In total, more than 7,000 migrants are estimated to have arrived in the UK after crossing the Channel this year so far.

An analysis of government figures found this is more than three times the number recorded for the same period in 2021 (2,390), and more than seven times the amount recorded at this point in 2020 (1,006).

In an interview with The Times, Mr Dumont suggested that no amount of money would stop the Channel crossings.

‘I strongly believe that we need to exit the relationship that we have right now with the UK, which is basically the UK is giving us money to do the job, because it makes both sides of the Channel angry,’ he said.

‘The UK taxpayer because they say “we’re giving money to the French, what are they doing, we still have crossings”.

‘But we are not your b***h. We know that the migrants will continue to cross and at the end it will make only people on both sides of the Channel angry and unhappy because we think you’re not giving enough money and you think you are giving us enough money and you don’t see the results.

‘So what is the point here?’

Pierre-Henri Dumont claimed that continuing with ongoing operations would just make French and British voters ‘angry and unhappy’

In total, more than 7,000 migrants are estimated to have arrived in the UK after crossing the Channel this year so far

Home Secretary Priti Patel last year agreed to pay France £54m to help expand the country’s efforts to stem the number of small boats crossing the Channel. It came on top of a £28m struck a year earlier

Home Secretary Priti Patel has attemped a fresh crackdown on Channel crossings with a new £120million deal to send migrants arriving illegally in the UK on a one-way flight to Rwanda.

But Mr Dumont claimed the agreement with Kigali would only make people-smuggling gangs richer and lead to migrants attempting riskier crossings with the prospect of more drownings.

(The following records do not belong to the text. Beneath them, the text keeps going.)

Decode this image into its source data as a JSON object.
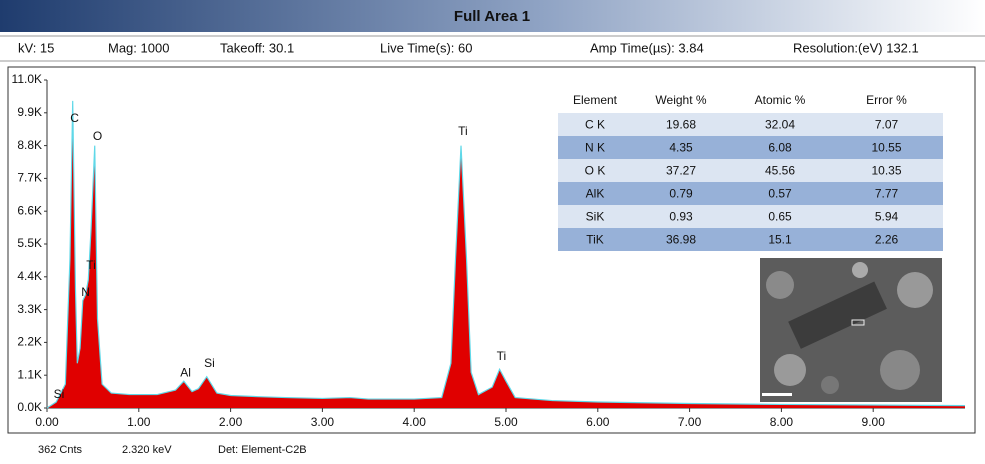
{
  "header": {
    "title": "Full Area 1",
    "fields": [
      "kV: 15",
      "Mag: 1000",
      "Takeoff: 30.1",
      "Live Time(s): 60",
      "Amp Time(µs): 3.84",
      "Resolution:(eV) 132.1"
    ]
  },
  "chart_data": {
    "type": "area",
    "color": "#e00000",
    "line_color": "#5fd8e8",
    "x": [
      0,
      0.1,
      0.2,
      0.25,
      0.28,
      0.31,
      0.33,
      0.36,
      0.39,
      0.42,
      0.45,
      0.48,
      0.52,
      0.55,
      0.6,
      0.7,
      0.9,
      1.2,
      1.4,
      1.49,
      1.58,
      1.65,
      1.74,
      1.85,
      2.0,
      2.3,
      2.6,
      3.0,
      3.3,
      3.5,
      4.0,
      4.3,
      4.4,
      4.45,
      4.51,
      4.57,
      4.62,
      4.7,
      4.85,
      4.93,
      5.0,
      5.1,
      5.5,
      6.0,
      7.0,
      8.0,
      9.0,
      10
    ],
    "values": [
      0,
      200,
      800,
      5000,
      10300,
      4000,
      1500,
      2000,
      3600,
      3800,
      4300,
      6000,
      8800,
      3000,
      800,
      500,
      450,
      450,
      600,
      900,
      550,
      650,
      1050,
      500,
      420,
      380,
      350,
      320,
      350,
      300,
      300,
      350,
      1500,
      5000,
      8800,
      5000,
      1200,
      450,
      700,
      1300,
      900,
      350,
      250,
      200,
      150,
      120,
      100,
      80
    ],
    "xlim": [
      0,
      10
    ],
    "ylim": [
      0,
      11000
    ],
    "xticks": [
      {
        "value": 0,
        "label": "0.00"
      },
      {
        "value": 1,
        "label": "1.00"
      },
      {
        "value": 2,
        "label": "2.00"
      },
      {
        "value": 3,
        "label": "3.00"
      },
      {
        "value": 4,
        "label": "4.00"
      },
      {
        "value": 5,
        "label": "5.00"
      },
      {
        "value": 6,
        "label": "6.00"
      },
      {
        "value": 7,
        "label": "7.00"
      },
      {
        "value": 8,
        "label": "8.00"
      },
      {
        "value": 9,
        "label": "9.00"
      }
    ],
    "yticks": [
      {
        "value": 0,
        "label": "0.0K"
      },
      {
        "value": 1100,
        "label": "1.1K"
      },
      {
        "value": 2200,
        "label": "2.2K"
      },
      {
        "value": 3300,
        "label": "3.3K"
      },
      {
        "value": 4400,
        "label": "4.4K"
      },
      {
        "value": 5500,
        "label": "5.5K"
      },
      {
        "value": 6600,
        "label": "6.6K"
      },
      {
        "value": 7700,
        "label": "7.7K"
      },
      {
        "value": 8800,
        "label": "8.8K"
      },
      {
        "value": 9900,
        "label": "9.9K"
      },
      {
        "value": 11000,
        "label": "11.0K"
      }
    ],
    "annotations": [
      {
        "text": "C",
        "x": 0.3,
        "y": 9700
      },
      {
        "text": "O",
        "x": 0.55,
        "y": 9090
      },
      {
        "text": "Ti",
        "x": 0.48,
        "y": 4760
      },
      {
        "text": "N",
        "x": 0.42,
        "y": 3860
      },
      {
        "text": "Si",
        "x": 0.13,
        "y": 440
      },
      {
        "text": "Al",
        "x": 1.51,
        "y": 1170
      },
      {
        "text": "Si",
        "x": 1.77,
        "y": 1480
      },
      {
        "text": "Ti",
        "x": 4.53,
        "y": 9260
      },
      {
        "text": "Ti",
        "x": 4.95,
        "y": 1710
      }
    ]
  },
  "table": {
    "columns": [
      "Element",
      "Weight %",
      "Atomic %",
      "Error %"
    ],
    "rows": [
      [
        "C K",
        19.68,
        32.04,
        7.07
      ],
      [
        "N K",
        4.35,
        6.08,
        10.55
      ],
      [
        "O K",
        37.27,
        45.56,
        10.35
      ],
      [
        "AlK",
        0.79,
        0.57,
        7.77
      ],
      [
        "SiK",
        0.93,
        0.65,
        5.94
      ],
      [
        "TiK",
        36.98,
        15.1,
        2.26
      ]
    ]
  },
  "footer": [
    "362 Cnts",
    "2.320 keV",
    "Det: Element-C2B"
  ]
}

‘With the Rwanda solution, it will make the smugglers richer and it will be that the trip will be more dangerous because the only solution for them not to be deported to Rwanda is not to be caught because they can live in the UK quietly without getting in trouble because there is no ID checks on the streets,’ he told the newspaper.

He added that because migrants now face the risk of deportation to Rwanda, they will ‘not call the British authorities, I am afraid, once they enter the British waters, they will go without calling them, with more and more risks of drowning’.

Mr Dumont insisted the UK should open a ‘legal route’ for eligible migrants to come to Britain by allowing applications on the Continent, before they reach British shores.

He suggested Britain could be included in European Union efforts to open new camps on Greek islands, despite no longer being a member of the bloc.

But the French politician stressed there would be no return to the EU’s Dublin arrangements, under which failed asylum seekers reaching the UK could previously be returned to the EU country they arrived from.

He said: ‘There will be no deal for a simple reason, because the UK has decided to exit the EU. When you are exiting the EU you are exiting the Dublin agreement.’